Emsal Mahkeme Kararı İstanbul Anadolu 4. Asliye Ticaret Mahkemesi 2019/90 E. 2020/337 K. 16.07.2020 T.

Görüntülediğiniz mahkeme kararı kesinleşmiş bir karardır.

T.C. İstanbul Anadolu 4. ASLİYE TİCARET MAHKEMESİ
ESAS NO: 2019/90 Esas
KARAR NO: 2020/337
DAVA : İtirazın İptali (Ticari Satımdan Kaynaklanan)
DAVA TARİHİ : 20/03/2019
KARAR TARİHİ: 16/07/2020
Mahkememizde görülmekte olan İtirazın İptali (Ticari Satımdan Kaynaklanan) davasının yapılan açık yargılaması sonunda,
GEREĞİ DÜŞÜNÜLDÜ :Davacı vekili dava dilekçesinde özetle; Davacı şirket ile davalı şirket arasındaki ticari ilişki nedeniyle yapılan alım-satım ilişkisi sonucunda davalıya takip konusu faturada belirtilen ürün teslim edilmiş olup fatura borçluya gönderilmesine rağmen ödeme yapılmadığını,borçlu tarafından ödenmesi gerekip de ödenmeyen ——— tarihli ve ——-sıra numaralı ——— fatura mevcut olup bu fatura borçlu şirketin muhasebe defterinde kayıtlı bulunduğunu, bu nedenle davacı tarafından ——– İcra Müdürlüğü’nün ————– sayılı dosyası aracılığıyla ilamsız icra takibi başlatıldığını, ancak davalı borçlu tarafından haksız ve kötü niyetli olarak itiraz edildiğini, işbu itiraza karşı takibe devam edebilmek adına hukuk uyuşmazlıklarında dava şartı olduğundan tarafımızca —————– numarası ile başvuru yapılmış ancak davalı borçlu toplantıya katılmadığından anlaşma sağlanamadığını, bu nedenle, davalı borçlunun haksız ve kötü niyetli itirazının iptali ile takibin devamı için işbu davanın açılması zorunluluğu hasıl olduğunu, davalının haksız ve kötü niyetli itirazının iptali ile takibin devamına, alacağın %20’sinden az olmamak kaydıyla icra inkâr tazminatına hükmedilmesine, yargılama giderleri ile vekâlet ücretinin karşı tarafa yükletilmesine karar verilmesini talep ve dava etmiş, bu talebini duruşmada tekrar etmiştir.
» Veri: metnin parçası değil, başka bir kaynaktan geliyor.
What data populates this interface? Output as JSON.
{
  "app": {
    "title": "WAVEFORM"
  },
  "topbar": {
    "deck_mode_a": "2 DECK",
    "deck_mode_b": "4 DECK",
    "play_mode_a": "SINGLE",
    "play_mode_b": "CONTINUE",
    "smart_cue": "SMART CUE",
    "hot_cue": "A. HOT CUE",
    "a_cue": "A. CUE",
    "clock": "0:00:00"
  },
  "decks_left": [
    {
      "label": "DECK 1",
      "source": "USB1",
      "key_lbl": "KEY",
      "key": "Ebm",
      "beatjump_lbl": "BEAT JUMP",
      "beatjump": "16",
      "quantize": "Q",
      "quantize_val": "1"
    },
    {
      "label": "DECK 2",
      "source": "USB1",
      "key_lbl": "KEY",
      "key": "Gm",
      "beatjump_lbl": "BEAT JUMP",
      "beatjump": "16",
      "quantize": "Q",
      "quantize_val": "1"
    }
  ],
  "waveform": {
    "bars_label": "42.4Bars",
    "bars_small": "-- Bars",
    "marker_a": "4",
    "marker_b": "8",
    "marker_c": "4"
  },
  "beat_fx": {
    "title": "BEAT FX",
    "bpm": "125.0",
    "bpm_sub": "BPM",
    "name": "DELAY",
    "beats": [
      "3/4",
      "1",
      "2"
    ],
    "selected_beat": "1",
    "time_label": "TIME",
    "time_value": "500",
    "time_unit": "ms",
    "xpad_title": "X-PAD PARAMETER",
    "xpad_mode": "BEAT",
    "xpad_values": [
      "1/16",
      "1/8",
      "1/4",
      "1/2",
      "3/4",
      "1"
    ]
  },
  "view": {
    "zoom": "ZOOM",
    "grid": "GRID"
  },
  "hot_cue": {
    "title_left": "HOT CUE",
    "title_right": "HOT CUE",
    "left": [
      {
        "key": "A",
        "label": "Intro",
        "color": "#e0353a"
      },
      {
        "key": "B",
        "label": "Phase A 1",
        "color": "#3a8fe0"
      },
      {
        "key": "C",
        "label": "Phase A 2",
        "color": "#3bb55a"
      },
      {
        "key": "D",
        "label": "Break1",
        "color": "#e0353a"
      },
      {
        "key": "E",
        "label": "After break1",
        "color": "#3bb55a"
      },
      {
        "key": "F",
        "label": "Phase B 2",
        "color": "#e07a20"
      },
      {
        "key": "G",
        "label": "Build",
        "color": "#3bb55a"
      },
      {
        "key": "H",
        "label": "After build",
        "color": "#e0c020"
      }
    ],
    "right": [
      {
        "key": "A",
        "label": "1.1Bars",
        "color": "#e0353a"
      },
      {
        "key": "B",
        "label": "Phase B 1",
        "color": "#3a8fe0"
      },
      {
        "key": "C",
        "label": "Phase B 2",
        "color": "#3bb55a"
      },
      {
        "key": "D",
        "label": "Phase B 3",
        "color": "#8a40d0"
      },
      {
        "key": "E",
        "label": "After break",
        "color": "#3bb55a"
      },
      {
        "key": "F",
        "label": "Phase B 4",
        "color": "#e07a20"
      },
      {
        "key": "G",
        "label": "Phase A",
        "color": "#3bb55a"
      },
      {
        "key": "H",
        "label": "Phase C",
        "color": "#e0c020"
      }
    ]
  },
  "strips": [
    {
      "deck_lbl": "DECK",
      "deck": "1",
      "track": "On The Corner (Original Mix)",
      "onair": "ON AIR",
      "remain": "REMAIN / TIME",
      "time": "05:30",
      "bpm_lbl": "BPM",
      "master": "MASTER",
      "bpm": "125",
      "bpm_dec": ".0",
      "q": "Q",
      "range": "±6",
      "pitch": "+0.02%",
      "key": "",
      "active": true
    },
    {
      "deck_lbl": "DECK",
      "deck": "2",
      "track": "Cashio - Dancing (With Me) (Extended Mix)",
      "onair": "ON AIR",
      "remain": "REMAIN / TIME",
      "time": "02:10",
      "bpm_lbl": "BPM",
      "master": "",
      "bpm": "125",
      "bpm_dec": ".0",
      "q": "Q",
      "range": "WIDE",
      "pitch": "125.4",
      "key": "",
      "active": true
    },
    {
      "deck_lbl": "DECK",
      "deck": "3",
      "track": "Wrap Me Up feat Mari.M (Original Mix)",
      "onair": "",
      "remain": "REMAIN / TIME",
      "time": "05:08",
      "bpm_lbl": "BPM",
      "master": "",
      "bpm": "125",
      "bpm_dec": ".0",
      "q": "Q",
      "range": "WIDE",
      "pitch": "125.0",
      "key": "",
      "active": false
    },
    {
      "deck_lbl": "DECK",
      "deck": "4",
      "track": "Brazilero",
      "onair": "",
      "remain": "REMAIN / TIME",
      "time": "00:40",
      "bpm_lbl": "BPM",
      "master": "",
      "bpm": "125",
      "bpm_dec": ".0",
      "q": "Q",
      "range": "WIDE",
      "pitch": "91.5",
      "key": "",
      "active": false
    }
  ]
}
Taraflara tebligat yapılarak taraf teşkili sağlanmıştır.
Davalı taraf dava dilekçesinin tebliğine rağmen davaya karşı herhangi bir cevap dilekçesi ibraz etmemiş duruşmalara iştirak etmemiştir.
ÇEKİŞMELİ VAKIALAR HAKKINDA TOPARLANAN DELİLLER:
1——–İcra Müdürlüğünün —- Esas sayılı icra takip dosyası,
2-Faturalar
3-Davacı şirket ticari defter ve kayıtları,
4-Davalı BA formları,
5-Mali Müşavir Bilirkişi raporu
DELİLLERİN DEĞERLENDİRİLMESİ VE GEREKÇE :Dava, faturaya dayalı girişilen icra takibinde itirazın iptali istemine ilişkindir.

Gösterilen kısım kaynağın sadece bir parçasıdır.